Project 2: 2024 Art Exhibition
For our second project, Vagabond presents “50 Years of Hope and Ha-has,” a Vietnamese American art exhibition that celebrates the expansiveness of the diaspora, rooted in the DMV. In Dr. Martin Luther King Jr.’s speech “Beyond Vietnam,” Dr. King addressed the importance of understanding the Viet experience in saying, “we may learn and grow and profit from the wisdom of the brothers who are called the opposition.” The exhibition features works by 18 artists and four zine collectives. The theme of resilience is interwoven through joy, memorial, heritage, catharsis, solidarity, representation and community. This exhibition is funded by the DC Commission on the Arts and Humanities and curated by Anthony Trung Quang Le and Philippa Pham Hughes.


Vagabond co-creator
Anthony Le
Anthony Trung Quang Le is a Washington, D.C.-based multidisciplinary artist and identifies as Vietnamese, American and Queer. They explore the joy of nonconformity across painting, video, sculpture, printmaking, performance and curation.

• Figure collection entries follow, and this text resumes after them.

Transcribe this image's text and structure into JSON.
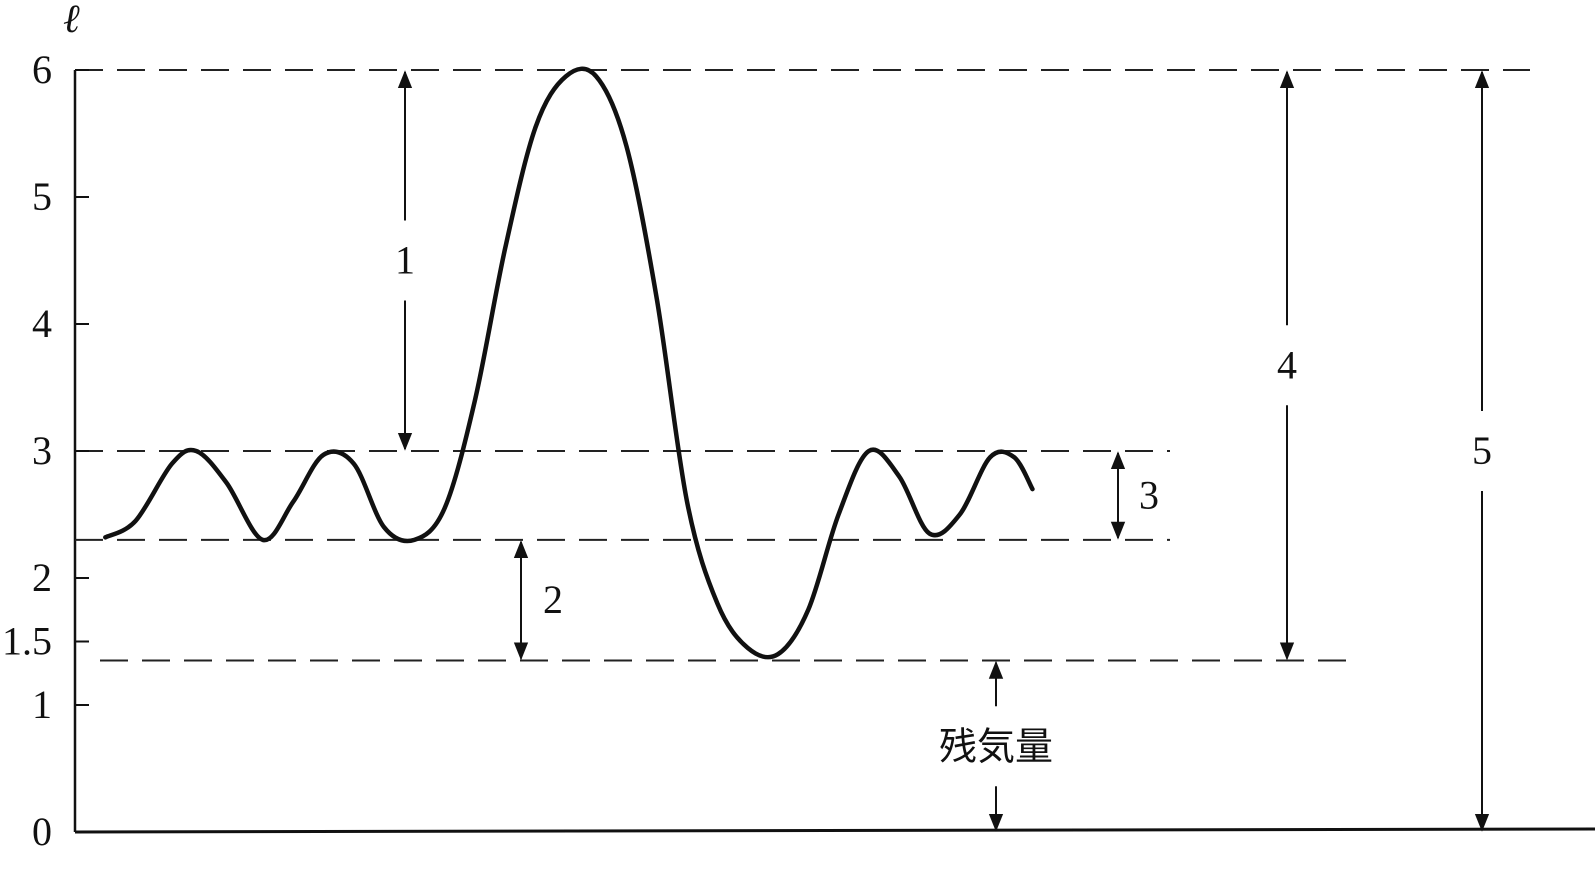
{
  "chart_data": {
    "type": "line",
    "ylabel": "ℓ",
    "xlabel": "",
    "title": "",
    "ylim": [
      0,
      6
    ],
    "y_ticks": [
      {
        "value": 0,
        "label": "0"
      },
      {
        "value": 1,
        "label": "1"
      },
      {
        "value": 1.5,
        "label": "1.5"
      },
      {
        "value": 2,
        "label": "2"
      },
      {
        "value": 3,
        "label": "3"
      },
      {
        "value": 4,
        "label": "4"
      },
      {
        "value": 5,
        "label": "5"
      },
      {
        "value": 6,
        "label": "6"
      }
    ],
    "grid": false,
    "reference_lines": [
      {
        "y": 6.0
      },
      {
        "y": 3.0
      },
      {
        "y": 2.3
      },
      {
        "y": 1.35
      }
    ],
    "series": [
      {
        "points": [
          [
            0.5,
            2.32
          ],
          [
            1.0,
            2.45
          ],
          [
            1.6,
            2.9
          ],
          [
            2.0,
            3.0
          ],
          [
            2.5,
            2.75
          ],
          [
            3.1,
            2.3
          ],
          [
            3.6,
            2.6
          ],
          [
            4.1,
            2.97
          ],
          [
            4.6,
            2.9
          ],
          [
            5.1,
            2.4
          ],
          [
            5.6,
            2.3
          ],
          [
            6.1,
            2.55
          ],
          [
            6.6,
            3.4
          ],
          [
            7.1,
            4.6
          ],
          [
            7.6,
            5.55
          ],
          [
            8.1,
            5.95
          ],
          [
            8.6,
            5.95
          ],
          [
            9.1,
            5.4
          ],
          [
            9.6,
            4.2
          ],
          [
            10.1,
            2.6
          ],
          [
            10.6,
            1.8
          ],
          [
            11.1,
            1.45
          ],
          [
            11.6,
            1.4
          ],
          [
            12.1,
            1.75
          ],
          [
            12.6,
            2.5
          ],
          [
            13.1,
            3.0
          ],
          [
            13.6,
            2.8
          ],
          [
            14.1,
            2.35
          ],
          [
            14.6,
            2.5
          ],
          [
            15.1,
            2.95
          ],
          [
            15.5,
            2.95
          ],
          [
            15.8,
            2.7
          ]
        ]
      }
    ],
    "annotations": [
      {
        "label": "1",
        "from": 6.0,
        "to": 3.0
      },
      {
        "label": "2",
        "from": 2.3,
        "to": 1.35
      },
      {
        "label": "3",
        "from": 3.0,
        "to": 2.3
      },
      {
        "label": "4",
        "from": 6.0,
        "to": 1.35
      },
      {
        "label": "5",
        "from": 6.0,
        "to": 0
      },
      {
        "label": "残気量",
        "from": 1.35,
        "to": 0
      }
    ]
  }
}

Le co-founded Vagabond, a platform dedicated to amplifying Vietnamese American artists through projects such as a self-published 2024 art zine and the exhibition 50 Years of Hope and Ha-Has at the DC Commission on the Arts and Humanities (CAH).
Le is a three-time CAH Fellow (2023, 2024, 2025), and their work is part of the DC Art Bank Collection. In 2023, Le presented their solo exhibition “Golden Looking Hour” at Transformer in Washington, DC.
Vagabond co-creator
Philippa Pham Hughes
Philippa Pham Hughes is a Social Sculptor, Cultural Strategist, Curator, Visiting Fellow at the SNF Agora Institute at Johns Hopkins, and Visiting Artist For Art & Civic Engagement at the University of Michigan Museum of Art. She applies relational thinking and an aesthetic of care and delight to her work in democracy building, civic engagement, and repairing the social fabric of our country one creative conversation at a time. Philippa draws from the arts and humanities to design spaces for honest conversations across political, social, and cultural differences. She has produced hundreds of creative activations since 2007 for people who might not normally meet to engage with one another in unconventional and meaningful ways. She also curates multi-disciplinary art exhibits & experiences.